A distributed system like Cassandra is designed from the ground up to run on a cluster (or clusters) of nodes. For testing and evaluation purposes however, it is easiest to run on a single node.
The most recent stable version can be found in the Downloads section of the Cassandra website. Given that Cassandra is written in the Java programming language, a recent JVM is required to run Cassandra. (Java 1.6.0_22 works well, although any version after 1.6.0_19 should be fine.)
By default, Cassandra uses the following directories for data and commitlog storage:
Make sure that both of these directories exist and are writeable by Cassandra, either by changing their ownership or permissions. In Linux, this can be done as follows:
sudo mkdir /var/lib/cassandra sudo mkdir /var/log/cassandra sudo chown -R $USER:$USER /var/lib/cassandra sudo chown -R $USER:$USER /var/log/cassandra
This assumes the current user is the same one that will run Cassandra.
Once you have extracted the file, starting Cassandra for the first time is pretty simple:
cd $CASSANDRA_HOME sh bin/cassandra -f
By default, an instance of Cassandra has started and is listening on the ports described below:
|9160||Client traffic via the Thrift protocol||storage-conf|
|7000||Cluster traffic via gossip||storage-conf|
|8080||Port for monitoring attributes via JMX||cassandra.in.sh|
You can verify connectivity to your Cassandra instance with the nodetool command line utility:
~$ nodetool -h localhost -p 8080 ring Address Status Load Range Ring 127.0.0.1 Up 495 bytes 95315431979199388464207182617231204396 |<--|
Working with a single Cassandra node is a good way to get a feel for the API, but to truly understand the functionality, operations, and performance characteristics, installing and running your own cluster is the best method.
For those with a background in administering large RDBMS systems, the term cluster carries a lot of baggage when considering installation and operation. In truth, the same features that provide Cassandra’s inherent scalability and fault tolerance actually help to make cluster configuration significantly easier. The install process for a multi node cluster is almost as direct as for the single node example above, but requires some minor edits to storage-config.xml on each node as described below.

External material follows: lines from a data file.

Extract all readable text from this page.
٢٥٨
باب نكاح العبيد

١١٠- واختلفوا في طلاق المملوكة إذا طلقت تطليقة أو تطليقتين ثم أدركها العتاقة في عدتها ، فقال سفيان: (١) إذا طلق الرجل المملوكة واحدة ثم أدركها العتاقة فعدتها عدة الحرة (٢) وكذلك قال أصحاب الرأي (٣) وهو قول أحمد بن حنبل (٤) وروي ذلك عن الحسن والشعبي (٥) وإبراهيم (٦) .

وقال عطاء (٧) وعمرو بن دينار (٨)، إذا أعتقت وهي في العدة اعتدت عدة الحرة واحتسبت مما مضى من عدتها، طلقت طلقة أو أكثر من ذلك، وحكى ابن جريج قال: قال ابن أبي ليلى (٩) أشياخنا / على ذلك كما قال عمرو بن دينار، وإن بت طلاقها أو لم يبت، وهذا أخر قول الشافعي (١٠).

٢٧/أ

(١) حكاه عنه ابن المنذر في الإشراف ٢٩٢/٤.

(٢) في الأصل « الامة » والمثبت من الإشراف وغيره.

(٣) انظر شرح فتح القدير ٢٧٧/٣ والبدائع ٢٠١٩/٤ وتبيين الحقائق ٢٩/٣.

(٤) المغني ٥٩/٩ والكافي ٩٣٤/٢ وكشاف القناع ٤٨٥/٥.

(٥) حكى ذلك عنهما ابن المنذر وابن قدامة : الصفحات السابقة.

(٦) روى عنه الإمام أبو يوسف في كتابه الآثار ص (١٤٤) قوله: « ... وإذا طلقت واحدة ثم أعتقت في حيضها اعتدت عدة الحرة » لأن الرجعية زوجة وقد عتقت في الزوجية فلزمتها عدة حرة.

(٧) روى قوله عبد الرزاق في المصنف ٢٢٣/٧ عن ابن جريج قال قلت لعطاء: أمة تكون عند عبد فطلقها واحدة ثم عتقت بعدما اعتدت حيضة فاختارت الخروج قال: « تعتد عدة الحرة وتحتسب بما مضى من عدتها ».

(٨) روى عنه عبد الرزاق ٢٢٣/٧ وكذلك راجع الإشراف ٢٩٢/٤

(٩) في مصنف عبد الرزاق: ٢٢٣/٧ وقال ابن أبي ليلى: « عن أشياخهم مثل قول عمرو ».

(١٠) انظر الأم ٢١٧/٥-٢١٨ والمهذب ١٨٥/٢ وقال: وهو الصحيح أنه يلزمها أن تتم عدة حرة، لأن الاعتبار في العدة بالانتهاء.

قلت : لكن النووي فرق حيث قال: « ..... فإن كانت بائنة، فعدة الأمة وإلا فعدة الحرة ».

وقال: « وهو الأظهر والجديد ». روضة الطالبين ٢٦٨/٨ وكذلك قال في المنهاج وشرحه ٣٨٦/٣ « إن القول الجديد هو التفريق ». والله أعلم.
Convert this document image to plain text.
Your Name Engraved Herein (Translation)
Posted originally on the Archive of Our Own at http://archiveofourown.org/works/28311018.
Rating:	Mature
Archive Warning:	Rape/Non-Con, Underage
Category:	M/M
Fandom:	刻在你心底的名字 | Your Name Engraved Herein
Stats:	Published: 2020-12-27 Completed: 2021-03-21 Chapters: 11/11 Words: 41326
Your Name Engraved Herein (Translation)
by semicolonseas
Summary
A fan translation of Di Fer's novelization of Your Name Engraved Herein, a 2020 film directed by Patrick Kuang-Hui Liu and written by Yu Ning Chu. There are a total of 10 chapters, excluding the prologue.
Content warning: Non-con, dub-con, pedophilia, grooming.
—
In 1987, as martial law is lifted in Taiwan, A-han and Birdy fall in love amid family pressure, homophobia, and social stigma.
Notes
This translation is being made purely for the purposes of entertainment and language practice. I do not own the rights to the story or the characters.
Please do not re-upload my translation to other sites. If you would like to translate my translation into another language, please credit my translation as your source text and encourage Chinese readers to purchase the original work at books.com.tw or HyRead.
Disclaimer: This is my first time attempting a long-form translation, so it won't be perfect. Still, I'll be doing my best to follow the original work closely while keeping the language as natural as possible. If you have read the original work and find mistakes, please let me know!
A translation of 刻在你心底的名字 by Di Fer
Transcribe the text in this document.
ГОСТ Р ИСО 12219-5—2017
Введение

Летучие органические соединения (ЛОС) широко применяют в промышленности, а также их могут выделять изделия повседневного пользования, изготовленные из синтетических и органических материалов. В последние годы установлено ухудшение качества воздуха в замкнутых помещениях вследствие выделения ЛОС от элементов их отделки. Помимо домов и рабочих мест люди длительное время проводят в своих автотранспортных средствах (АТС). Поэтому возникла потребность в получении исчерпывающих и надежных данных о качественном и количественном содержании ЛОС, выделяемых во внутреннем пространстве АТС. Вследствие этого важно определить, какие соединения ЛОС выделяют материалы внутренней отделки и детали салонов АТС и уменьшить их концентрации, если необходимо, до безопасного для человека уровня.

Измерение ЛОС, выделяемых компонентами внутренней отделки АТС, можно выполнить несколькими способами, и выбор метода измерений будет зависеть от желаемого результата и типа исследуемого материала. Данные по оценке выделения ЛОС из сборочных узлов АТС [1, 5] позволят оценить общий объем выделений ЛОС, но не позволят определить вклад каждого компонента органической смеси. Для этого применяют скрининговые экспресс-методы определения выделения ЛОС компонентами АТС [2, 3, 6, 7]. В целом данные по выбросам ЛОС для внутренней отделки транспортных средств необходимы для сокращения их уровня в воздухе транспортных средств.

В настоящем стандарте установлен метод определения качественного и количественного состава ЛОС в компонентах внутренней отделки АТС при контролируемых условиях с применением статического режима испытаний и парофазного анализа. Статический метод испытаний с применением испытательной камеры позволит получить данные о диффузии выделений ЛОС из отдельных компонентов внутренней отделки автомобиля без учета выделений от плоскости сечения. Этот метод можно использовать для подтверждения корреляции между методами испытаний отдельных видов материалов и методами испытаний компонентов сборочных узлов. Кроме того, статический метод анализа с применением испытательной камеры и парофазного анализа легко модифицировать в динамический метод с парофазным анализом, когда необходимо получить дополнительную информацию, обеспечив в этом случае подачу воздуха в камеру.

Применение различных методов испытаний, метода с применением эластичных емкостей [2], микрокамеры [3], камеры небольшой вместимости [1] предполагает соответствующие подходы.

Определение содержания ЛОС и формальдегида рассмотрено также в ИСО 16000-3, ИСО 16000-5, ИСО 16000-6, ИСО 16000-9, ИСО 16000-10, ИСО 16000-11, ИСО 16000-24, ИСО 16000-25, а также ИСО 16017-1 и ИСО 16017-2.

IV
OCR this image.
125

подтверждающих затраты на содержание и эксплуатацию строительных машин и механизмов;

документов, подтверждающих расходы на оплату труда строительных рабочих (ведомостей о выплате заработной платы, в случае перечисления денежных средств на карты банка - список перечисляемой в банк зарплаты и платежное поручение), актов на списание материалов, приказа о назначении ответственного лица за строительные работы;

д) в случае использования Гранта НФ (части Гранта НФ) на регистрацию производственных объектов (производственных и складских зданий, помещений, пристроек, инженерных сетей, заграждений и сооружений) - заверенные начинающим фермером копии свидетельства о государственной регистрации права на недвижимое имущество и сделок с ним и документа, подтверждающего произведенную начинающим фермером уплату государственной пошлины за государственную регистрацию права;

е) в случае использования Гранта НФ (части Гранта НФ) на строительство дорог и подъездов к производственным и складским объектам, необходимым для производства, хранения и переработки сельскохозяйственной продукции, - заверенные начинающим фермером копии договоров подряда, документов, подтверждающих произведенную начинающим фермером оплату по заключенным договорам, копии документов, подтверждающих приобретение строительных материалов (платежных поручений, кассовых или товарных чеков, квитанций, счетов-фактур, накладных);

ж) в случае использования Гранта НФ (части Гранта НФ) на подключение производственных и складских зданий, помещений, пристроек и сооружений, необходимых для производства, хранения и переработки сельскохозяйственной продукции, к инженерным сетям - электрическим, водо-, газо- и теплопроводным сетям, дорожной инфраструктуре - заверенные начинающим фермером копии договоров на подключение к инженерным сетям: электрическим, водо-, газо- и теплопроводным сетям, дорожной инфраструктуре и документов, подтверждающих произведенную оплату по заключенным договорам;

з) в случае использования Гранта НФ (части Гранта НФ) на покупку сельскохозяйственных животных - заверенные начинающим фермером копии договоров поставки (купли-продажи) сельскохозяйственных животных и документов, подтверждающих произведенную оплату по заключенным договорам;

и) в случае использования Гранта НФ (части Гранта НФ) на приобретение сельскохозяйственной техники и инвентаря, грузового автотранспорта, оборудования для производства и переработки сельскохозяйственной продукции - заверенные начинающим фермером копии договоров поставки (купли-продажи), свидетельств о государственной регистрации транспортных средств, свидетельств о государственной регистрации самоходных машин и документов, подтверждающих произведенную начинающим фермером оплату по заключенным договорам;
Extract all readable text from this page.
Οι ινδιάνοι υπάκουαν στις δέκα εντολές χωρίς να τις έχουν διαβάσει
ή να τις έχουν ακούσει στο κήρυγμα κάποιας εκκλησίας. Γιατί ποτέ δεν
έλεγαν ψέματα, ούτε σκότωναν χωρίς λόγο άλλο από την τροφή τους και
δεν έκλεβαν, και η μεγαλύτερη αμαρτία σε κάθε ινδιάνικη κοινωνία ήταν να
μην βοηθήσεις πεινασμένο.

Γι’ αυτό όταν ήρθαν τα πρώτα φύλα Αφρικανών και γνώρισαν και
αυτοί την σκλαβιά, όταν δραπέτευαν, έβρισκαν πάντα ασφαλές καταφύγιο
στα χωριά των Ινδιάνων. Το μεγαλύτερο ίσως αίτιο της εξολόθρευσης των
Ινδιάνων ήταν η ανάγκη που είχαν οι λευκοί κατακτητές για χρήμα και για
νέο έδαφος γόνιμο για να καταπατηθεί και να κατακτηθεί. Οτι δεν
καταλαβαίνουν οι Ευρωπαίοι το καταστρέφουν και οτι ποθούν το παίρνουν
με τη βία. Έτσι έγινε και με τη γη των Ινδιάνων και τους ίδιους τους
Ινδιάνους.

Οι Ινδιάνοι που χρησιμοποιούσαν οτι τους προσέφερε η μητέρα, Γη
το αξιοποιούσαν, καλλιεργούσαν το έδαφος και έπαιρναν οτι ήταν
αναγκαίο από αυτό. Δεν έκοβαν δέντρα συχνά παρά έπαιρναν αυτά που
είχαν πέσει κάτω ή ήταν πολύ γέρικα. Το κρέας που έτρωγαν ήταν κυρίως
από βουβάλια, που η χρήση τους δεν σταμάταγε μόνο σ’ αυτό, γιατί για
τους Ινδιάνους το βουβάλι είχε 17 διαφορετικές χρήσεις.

At least one node must be provided that will be the Seed for other hosts that will join the ring. There is no hard and fast rule about what hosts need to be listed as seeds, but all nodes need the same list of seeds. The Gossip protocol simply uses this list to disseminate ring topology. Edit storage-config.xml for each node and add the first node (10.203.55.185 in this example) as the seed in each.
<Seeds> <Seed>10.203.55.186</Seed> <Seeds>
The next change involves setting the interfaces on which your nodes will listen for client traffic via Thrift and inter-cluster traffic via Gossip. This is accomplished by changing the ThriftAddress and ListenAddress elements to interfaces that are routable from clients and other servers in the cluster, respectively.
Again, edit storage-config.xml on both nodes and replace the default localhost entries to specify the interfaces which will listen for traffic. For the first node:
<ListenAddress>10.203.55.186</ListenAddress> ... <ThriftAddress>10.203.55.186</ThriftAddress>
and for the second node (10.205.2.67 for this example):
<ListenAddress>10.205.2.67</ListenAddress> ... <ThriftAddress>10.205.2.67</ThriftAddress>
Start a seed node, and verify connectivity with nodetool ring as in the single node example above. Now start the remaining nodes. After a few minutes of pauses to exchange data (you can follow the progress on the second node via the system log located by default in /var/log/cassandra/system.log), running nodetool ring again should give you something like the following (the example here shows two nodes):
~$ nodetool -h localhost -p 8080 ring Address Status Load Range Ring 95315431979199388464207182617231204396 10.205.2.67 Up 495 bytes 61078635599166706937511052402724559481 |<--| 10.203.55.186 Up 1.24 KB 95315431979199388464207182617231204396 |-->|
Congratulations, you now have a multi node Cassandra cluster.